義理も本気も、それに対してなにも返さないとまで言っていると言うのにだ。
そう言えば、祠堂にいた時もこの時期は、チョコレートには不自由しなかったな。甘ったるいものは好きではないのに。
中学時代にも不自由しなかった。しかし、心動かされた事は一度としてなかった。
思わず出てしまうため息。
そして、その後には、そっと思いだして心が温かくなる自分がいる。
貰って、初めて心がざわざわと落ち着かなかったのは、あれは祠堂で一年生の時だ。
真行寺から届いた封筒を、結局は突っ返した形になったけれど。あの時、初めて感じたもの。
翌年も真行寺はくれたっけ。そっけなくあしらったけれど、大事に机の中に仕舞った事は、未だに内緒のままだ。
去年は自分の受験が終わるのを待って、祠堂に戻った時にお互いに渡しあった。
よもや、自分がチョコレートを渡す立場になろうとは、人生って何が起こるか判らない。
人生の不思議に想いを馳せながら歩いていると。
「おーい、三洲!」
「相楽先輩…」
「ちょうどよかった、今から帰るのか?」
「はい」
「時間があるなら、お茶でもしないか?」
「家庭教師のバイトがあるので、あまりゆっくりできないんですが…」
「いいよ、それでも」
何故かいつもよりニコニコしている相楽と、いつものカフェに落ち着いた三洲だった。
「先輩は、何か良い事あったんですか?」
「どうして?」
「なんか、嬉しそうですよね」
「そうか?それより、見てたぞ、さっきの」
「ああ、あれですか」
「三洲はもてるなぁ。今年も早々とチョコ貰ってたんだろう?」
「ええ、まあ。でも、受け取るだけで、お返しはしないって断りを入れてます」
「だよなぁ。貰う全部に応えたたら、たまったもんじゃないからな」
「や、興味がないからですよ」
「そうなのか」
「お菓子メーカーに踊らされているイベントには興味はありませんから」
「そうなんだ…」
ピシャリと三洲が言い放った言葉に、どことなく気落ちしたように見える相楽。
三洲は、対外モード全開の笑みをうかべ。
「それより、先輩こそ沢山もらってるんでしょ」
「いやいや、三洲ほどじゃないよ。一個か二個くらいだし。しかもお袋からだしな」
「いいじゃないですか、愛情が詰まってますよ」
「そんなものかな…」
三洲は腕時計をみて。
「時間がないので、俺、行きます」
「ああ。家庭教師って、何年生を教えてるんだ?」
「中学二年生です」
「やけに中途半端だな…」
「ええ。受験生なんて責任重大過ぎて、俺には無理ですから」
「そんな事ないだろうに」
「そんなもんですよ。それじゃ」
カフェから出ていく三洲の後ろ姿を見つめ、相楽は大きなため息をついた。
渡す事くらいはできるだろうと思って、生まれて初めて用意したチョコレート。
言いだす前にあんな風に言われてしまっては、渡せないではないか。
あ〜あ、こんなはずじゃなかったんだけれどなぁ。どうするよ、このチョコレート。
電車を乗り継いで、いつもの改札口を出て、いつものように自宅に向かう。その途中にコンビニがある。

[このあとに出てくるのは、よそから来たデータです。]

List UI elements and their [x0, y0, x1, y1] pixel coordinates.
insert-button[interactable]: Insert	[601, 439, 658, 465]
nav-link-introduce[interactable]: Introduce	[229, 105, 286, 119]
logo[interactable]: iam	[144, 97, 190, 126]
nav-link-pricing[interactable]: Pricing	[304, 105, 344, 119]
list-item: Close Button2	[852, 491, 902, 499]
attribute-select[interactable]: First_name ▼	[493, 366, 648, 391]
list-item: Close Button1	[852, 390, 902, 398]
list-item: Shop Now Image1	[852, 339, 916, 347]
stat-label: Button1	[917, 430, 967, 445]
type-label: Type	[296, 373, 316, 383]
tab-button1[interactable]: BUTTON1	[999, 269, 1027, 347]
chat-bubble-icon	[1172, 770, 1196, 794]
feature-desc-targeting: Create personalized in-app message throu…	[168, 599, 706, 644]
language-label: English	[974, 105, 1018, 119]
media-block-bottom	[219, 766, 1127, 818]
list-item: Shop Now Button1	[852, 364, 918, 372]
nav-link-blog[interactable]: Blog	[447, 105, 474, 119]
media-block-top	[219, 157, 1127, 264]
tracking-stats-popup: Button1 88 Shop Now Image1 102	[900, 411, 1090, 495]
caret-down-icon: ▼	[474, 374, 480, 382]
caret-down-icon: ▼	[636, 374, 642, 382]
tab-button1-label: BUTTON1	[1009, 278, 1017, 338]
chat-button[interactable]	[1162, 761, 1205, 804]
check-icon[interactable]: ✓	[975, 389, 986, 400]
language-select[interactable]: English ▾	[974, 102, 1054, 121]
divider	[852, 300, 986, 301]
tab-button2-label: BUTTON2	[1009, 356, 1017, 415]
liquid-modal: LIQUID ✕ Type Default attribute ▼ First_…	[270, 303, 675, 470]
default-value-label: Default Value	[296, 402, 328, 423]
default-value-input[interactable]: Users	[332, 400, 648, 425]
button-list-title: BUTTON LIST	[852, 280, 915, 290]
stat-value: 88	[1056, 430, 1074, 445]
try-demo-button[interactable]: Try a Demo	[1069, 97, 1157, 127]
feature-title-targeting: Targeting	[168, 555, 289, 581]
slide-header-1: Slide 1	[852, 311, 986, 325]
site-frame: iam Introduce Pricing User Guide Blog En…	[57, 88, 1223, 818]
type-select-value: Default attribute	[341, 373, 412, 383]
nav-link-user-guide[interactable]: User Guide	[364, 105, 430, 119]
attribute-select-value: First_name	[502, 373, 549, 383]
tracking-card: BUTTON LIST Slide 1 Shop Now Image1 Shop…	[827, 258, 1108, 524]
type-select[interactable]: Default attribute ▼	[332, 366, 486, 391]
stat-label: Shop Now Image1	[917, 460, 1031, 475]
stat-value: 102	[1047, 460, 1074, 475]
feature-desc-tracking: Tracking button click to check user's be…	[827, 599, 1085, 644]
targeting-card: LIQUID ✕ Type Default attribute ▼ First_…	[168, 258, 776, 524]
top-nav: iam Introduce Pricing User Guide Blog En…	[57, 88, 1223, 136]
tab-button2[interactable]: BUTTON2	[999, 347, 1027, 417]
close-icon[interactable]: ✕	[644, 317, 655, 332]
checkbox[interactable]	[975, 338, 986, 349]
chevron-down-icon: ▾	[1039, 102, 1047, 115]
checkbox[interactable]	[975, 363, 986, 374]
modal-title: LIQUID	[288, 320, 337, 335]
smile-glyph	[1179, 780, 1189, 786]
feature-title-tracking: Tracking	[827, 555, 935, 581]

魔が差す…。いや、この場合、何となくだろう。つい、コンビニに寄った三洲だった。
入口をはいったところの棚に、所狭しと置かれているチュコレート軍団。所詮はコンビニと言えど、小振りでもそれなりの種類がある。
人生二度目のチョコレート観察に、三洲も馴れたものである。一番小さな箱を選んだ。
真行寺にはイベント事はなしと言っていた手前、これは、疲れた頭に栄養を、とか何とか理由を言えば良いかな。
ちょっとほっこりしながら、三洲は自宅に向かった。
さてさて、H大の受験日当日。
三洲は休講なので自宅から真行寺を送り出した。
「ここまで来たら、四の五の言わずに力を出しつくせ」
「オッケー、アラタさん!頑張ってくるっ!合格発表は一緒に見に行こうね」
「大きくでたもんだな。楽しみにしてるから」
「じゃ、お母さんも、有難うございました」
三洲の母親・理子に律義に頭を下げて、真行寺はH大に向かった。
三洲は部屋に戻って、真行寺が使っていた布団等を片づけた。何時も一人で使っている部屋が、真行寺といても、そんなに狭くは感じられなかったのに、こうして片づけてみると、広く感じてしまうのは何故だろう。
落ち着け落ち着けと、胸をとんとん叩きながら、昨日までは真行寺が使っていた机に向かった。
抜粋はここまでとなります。